I have 2 columns in a dataset of 327 records:
# Column Non-Null Count Dtype
--- ------ -------------- -----
0 JD 327 non-null datetime64[ns]
1 CD 312 non-null Int64
And I want to generate a third one (['theoretical_eoc']
) that gives me the dates kept in [JD]
plus a number of months specified in [CD]
. But when I define this new column by using:
df['theoretical_eoc'] = turnover.apply(lambda x: x.JD + relativedelta(months=x.CD), axis=1)
I receive the following error message:
TypeError: int() argument must be a string, a bytes-like object or a number, not 'NAType'
So, I defined a function to put NaT
in case one of the the values in any of the columns is a NA:
def rd_na(a, b):
if pd.isnull(a) or pd.isnull(b):
pd.NaT
else:
a + relativedelta(months = b)
But when I apply it:
df['theoretical_eoc'] = turnover.apply(lambda x: rd_na(x.JD, x.CD), axis=1)
The result is a column full of None
values, when I was expecting datetime64[ns]
with some NaT
. What am I doing wrong? How could I accomplish this task?

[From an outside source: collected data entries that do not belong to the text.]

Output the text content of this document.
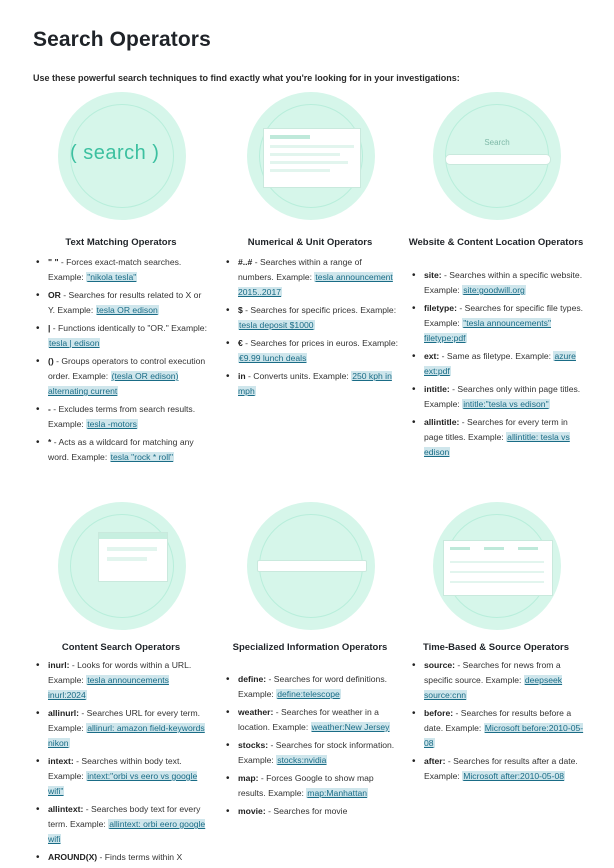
Search Operators
Use these powerful search techniques to find exactly what you're looking for in your investigations:
( search )
Text Matching Operators
• " " - Forces exact-match searches. Example: "nikola tesla"
• OR - Searches for results related to X or Y. Example: tesla OR edison
• | - Functions identically to "OR." Example: tesla | edison
• () - Groups operators to control execution order. Example: (tesla OR edison) alternating current
• - - Excludes terms from search results. Example: tesla -motors
• * - Acts as a wildcard for matching any word. Example: tesla "rock * roll"
Numerical & Unit Operators
• #..# - Searches within a range of numbers. Example: tesla announcement 2015..2017
• $ - Searches for specific prices. Example: tesla deposit $1000
• € - Searches for prices in euros. Example: €9.99 lunch deals
• in - Converts units. Example: 250 kph in mph
Search
Website & Content Location Operators
• site: - Searches within a specific website. Example: site:goodwill.org
• filetype: - Searches for specific file types. Example: "tesla announcements" filetype:pdf
• ext: - Same as filetype. Example: azure ext:pdf
• intitle: - Searches only within page titles. Example: intitle:"tesla vs edison"
• allintitle: - Searches for every term in page titles. Example: allintitle: tesla vs edison
Content Search Operators
• inurl: - Looks for words within a URL. Example: tesla announcements inurl:2024
• allinurl: - Searches URL for every term. Example: allinurl: amazon field-keywords nikon
• intext: - Searches within body text. Example: intext:"orbi vs eero vs google wifi"
• allintext: - Searches body text for every term. Example: allintext: orbi eero google wifi
• AROUND(X) - Finds terms within X
Specialized Information Operators
• define: - Searches for word definitions. Example: define:telescope
• weather: - Searches for weather in a location. Example: weather:New Jersey
• stocks: - Searches for stock information. Example: stocks:nvidia
• map: - Forces Google to show map results. Example: map:Manhattan
• movie: - Searches for movie
Time-Based & Source Operators
• source: - Searches for news from a specific source. Example: deepseek source:cnn
• before: - Searches for results before a date. Example: Microsoft before:2010-05-08
• after: - Searches for results after a date. Example: Microsoft after:2010-05-08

You are missing the returns in the rd_na
function
def rd_na(a, b):
if pd.isnull(a) or pd.isnull(b):
return pd.NaT
else:
return a + relativedelta(months = b)
Consider using DateOffset from pandas as it handles pd.NaT
from pandas.tseries.offsets import DateOffset
df['theoretical_eoc'] = turnover.apply(lambda x: x.JD +
DateOffset(months=x.CD), axis=1)